Sydney: Oscar Piastri, who is centre stage in a drama dominating Formula One’s “silly season”, has long been tipped for a prized seat in the sport.
Just 21, the Australian is widely seen as one of Formula One’s hottest upcoming talents after dominating the junior categories.
Which team he makes his F1 bow with is the burning question after a dramatic week in which Alpine announced his promotion from reserve driver to replace Fernando Alonso next season after the two-time champion’s shock move to Aston Martin.
But Piastri stunned the sport by shooting it down barely an hour later, writing on Twitter that “I will not be driving for Alpine next year” in an embarrassing and very public rebuff to the French team.

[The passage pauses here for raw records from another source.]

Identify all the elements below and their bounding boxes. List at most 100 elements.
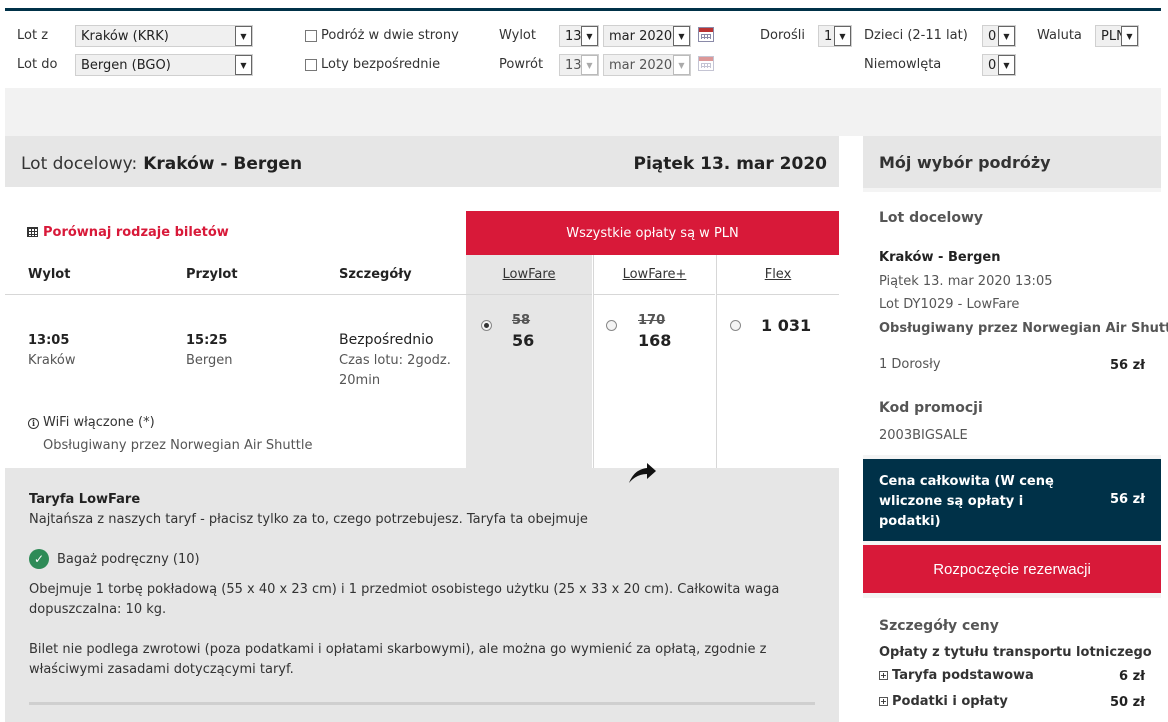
adults-select[interactable]: 1 ▼	[818, 25, 852, 47]
taxes-toggle[interactable]: + Podatki i opłaty	[879, 694, 1008, 709]
fare-radio-flex[interactable]	[730, 320, 741, 331]
promo-code-value: 2003BIGSALE	[879, 428, 968, 443]
chevron-down-icon: ▼	[581, 55, 598, 75]
checkmark-icon: ✓	[29, 549, 49, 569]
bag-label: Bagaż podręczny (10)	[57, 551, 200, 567]
to-select[interactable]: Bergen (BGO) ▼	[75, 54, 253, 76]
adults-value: 1	[824, 29, 833, 44]
direct-flights-label: Loty bezpośrednie	[321, 57, 441, 72]
fare-price: 168	[638, 331, 672, 350]
operated-by: Obsługiwany przez Norwegian Air Shuttle	[43, 438, 313, 453]
fare-column-lowfareplus[interactable]: LowFare+ 170 168	[593, 255, 715, 468]
chevron-down-icon: ▼	[235, 55, 252, 75]
fare-column-lowfare[interactable]: LowFare 58 56	[466, 255, 592, 468]
chevron-down-icon: ▼	[581, 26, 598, 46]
summary-datetime: Piątek 13. mar 2020 13:05	[879, 274, 1053, 289]
bag-description: Obejmuje 1 torbę pokładową (55 x 40 x 23…	[29, 582, 780, 617]
price-details-label: Szczegóły ceny	[879, 618, 999, 634]
fare-name-lowfareplus[interactable]: LowFare+	[594, 267, 715, 282]
total-price-label: Cena całkowita (W cenę wliczone są opłat…	[879, 474, 1054, 529]
column-header-arrive: Przylot	[186, 267, 238, 282]
compare-fares-link[interactable]: Porównaj rodzaje biletów	[27, 225, 229, 240]
return-label: Powrót	[499, 57, 544, 72]
base-fare-toggle[interactable]: + Taryfa podstawowa	[879, 668, 1034, 683]
roundtrip-checkbox[interactable]	[305, 30, 317, 42]
info-icon: i	[28, 417, 39, 429]
roundtrip-label: Podróż w dwie strony	[321, 28, 459, 43]
infants-select[interactable]: 0 ▼	[982, 54, 1016, 76]
arrive-time: 15:25	[186, 333, 228, 348]
fare-details-intro: Najtańsza z naszych taryf - płacisz tylk…	[29, 512, 588, 527]
to-label: Lot do	[17, 57, 58, 72]
curved-arrow-icon	[629, 463, 656, 483]
start-booking-button[interactable]: Rozpoczęcie rezerwacji	[863, 545, 1161, 593]
transport-fees-label: Opłaty z tytułu transportu lotniczego	[879, 645, 1152, 660]
search-form: Lot z Kraków (KRK) ▼ Lot do Bergen (BGO)…	[5, 8, 1161, 88]
currency-select[interactable]: PLN ▼	[1095, 25, 1139, 47]
return-day-select[interactable]: 13 ▼	[559, 54, 599, 76]
from-label: Lot z	[17, 28, 49, 43]
depart-city: Kraków	[28, 353, 76, 368]
promo-code-label: Kod promocji	[879, 400, 983, 416]
depart-time: 13:05	[28, 333, 70, 348]
outbound-section-label: Lot docelowy	[879, 210, 984, 226]
old-price: 170	[638, 313, 666, 328]
depart-day-value: 13	[565, 29, 582, 44]
depart-day-select[interactable]: 13 ▼	[559, 25, 599, 47]
divider	[5, 294, 466, 295]
infants-value: 0	[988, 58, 997, 73]
wifi-info[interactable]: i WiFi włączone (*)	[28, 415, 155, 430]
flight-type: Bezpośrednio	[339, 332, 434, 348]
plus-icon: +	[879, 697, 888, 706]
taxes-label: Podatki i opłaty	[892, 694, 1008, 709]
children-select[interactable]: 0 ▼	[982, 25, 1016, 47]
compare-fares-label: Porównaj rodzaje biletów	[43, 225, 229, 240]
divider	[29, 702, 815, 705]
children-label: Dzieci (2-11 lat)	[864, 28, 968, 43]
return-month-select[interactable]: mar 2020 ▼	[603, 54, 691, 76]
calendar-icon[interactable]	[698, 27, 714, 42]
return-month-value: mar 2020	[609, 58, 673, 73]
chevron-down-icon: ▼	[998, 55, 1015, 75]
column-header-details: Szczegóły	[339, 267, 412, 282]
bag-row: ✓ Bagaż podręczny (10)	[29, 549, 200, 569]
depart-month-select[interactable]: mar 2020 ▼	[603, 25, 691, 47]
old-price: 58	[512, 313, 531, 328]
direct-flights-checkbox[interactable]	[305, 59, 317, 71]
currency-label: Waluta	[1037, 28, 1082, 43]
column-header-depart: Wylot	[28, 267, 71, 282]
summary-route: Kraków - Bergen	[879, 250, 1001, 265]
summary-passenger-price: 56 zł	[1109, 358, 1145, 373]
base-fare-value: 6 zł	[1119, 669, 1145, 684]
to-value: Bergen (BGO)	[81, 58, 171, 73]
fare-column-flex[interactable]: Flex 1 031	[716, 255, 839, 468]
divider	[594, 294, 715, 295]
price-details: Szczegóły ceny Opłaty z tytułu transport…	[863, 598, 1161, 722]
adults-label: Dorośli	[760, 28, 805, 43]
route-title: Kraków - Bergen	[143, 154, 303, 174]
flight-date: Piątek 13. mar 2020	[633, 154, 827, 174]
divider	[466, 294, 592, 295]
fare-details-panel: Taryfa LowFare Najtańsza z naszych taryf…	[5, 468, 839, 722]
summary-flight-number: Lot DY1029 - LowFare	[879, 297, 1020, 312]
arrive-city: Bergen	[186, 353, 233, 368]
fare-name-lowfare[interactable]: LowFare	[466, 267, 592, 282]
flight-duration-minutes: 20min	[339, 373, 381, 388]
flight-results-panel: Lot docelowy: Kraków - Bergen Piątek 13. …	[5, 136, 839, 722]
outbound-label: Lot docelowy:	[21, 154, 138, 174]
divider	[717, 294, 839, 295]
table-icon	[27, 227, 38, 237]
fare-price: 1 031	[761, 316, 812, 335]
from-select[interactable]: Kraków (KRK) ▼	[75, 25, 253, 47]
fare-radio-lowfare[interactable]	[481, 320, 492, 331]
fare-radio-lowfareplus[interactable]	[606, 320, 617, 331]
chevron-down-icon: ▼	[235, 26, 252, 46]
fare-name-flex[interactable]: Flex	[717, 267, 839, 282]
taxes-value: 50 zł	[1109, 695, 1145, 710]
total-price-box: Cena całkowita (W cenę wliczone są opłat…	[863, 459, 1161, 541]
calendar-icon[interactable]	[698, 56, 714, 71]
base-fare-label: Taryfa podstawowa	[892, 668, 1034, 683]
wifi-label: WiFi włączone (*)	[43, 415, 155, 430]
total-price-value: 56 zł	[1109, 492, 1145, 507]
results-title: Lot docelowy: Kraków - Bergen	[21, 154, 302, 174]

Managed and mentored by fellow Australian and former Red Bull driver Mark Webber, there is rampant speculation that Piastri could be heading to McLaren - and at the expense of another Australian, Daniel Ricciardo.
That is why this time of year, when the racing takes a break for a few weeks for summer and speculation about driver moves roars to the fore, is fondly known as “silly season”.
With Alpine believing Piastri is their driver, having given him significant financial support and training to prepare him for a F1 debut, the dispute could be heading to governing body FIA’s contract recognition board, which arbitrates such matters.
Born in Melbourne, Piastri joined Alpine’s academy after clinching the Formula Renault Eurocup title in 2019, securing seven wins. He carried the form into the Formula 3 series in 2020, winning the opening race on his debut and holding his nerve to claim the title by three points in one of the most closely fought championships ever.
The following year he was on the Formula 2 grid, where he clocked six wins to unequivocally announce his arrival on the world stage, becoming just the third rookie champion after Charles Leclerc (2017) and George Russell (2018). They are both now in F1.
Despite his rapid rise Piastri was overlooked for a drive in Formula One this season because of lack of available seats, instead lurking on the sidelines at Alpine ready to replace either Esteban Ocon or Alonso if they were forced to miss a race.
Nine-time race winner Webber - famously known for his single-mindedness - has long been a fan, telling reporters: “Does he deserve to be in F1? Absolutely, we all know that. “It’s not a question of if, but when.”
The Piastri family say they are “petrol heads” with his father Chris telling The Sydney Morning Herald that “Oscar’s bedtime stories were mainly car books”.
He started racing remote-controlled cars aged six and by nine had graduated to piloting go-karts.
“I think he’s got the determination and the ability and the intellect,” his mother Nicole told The Age newspaper this year of her son’s progression to Formula One.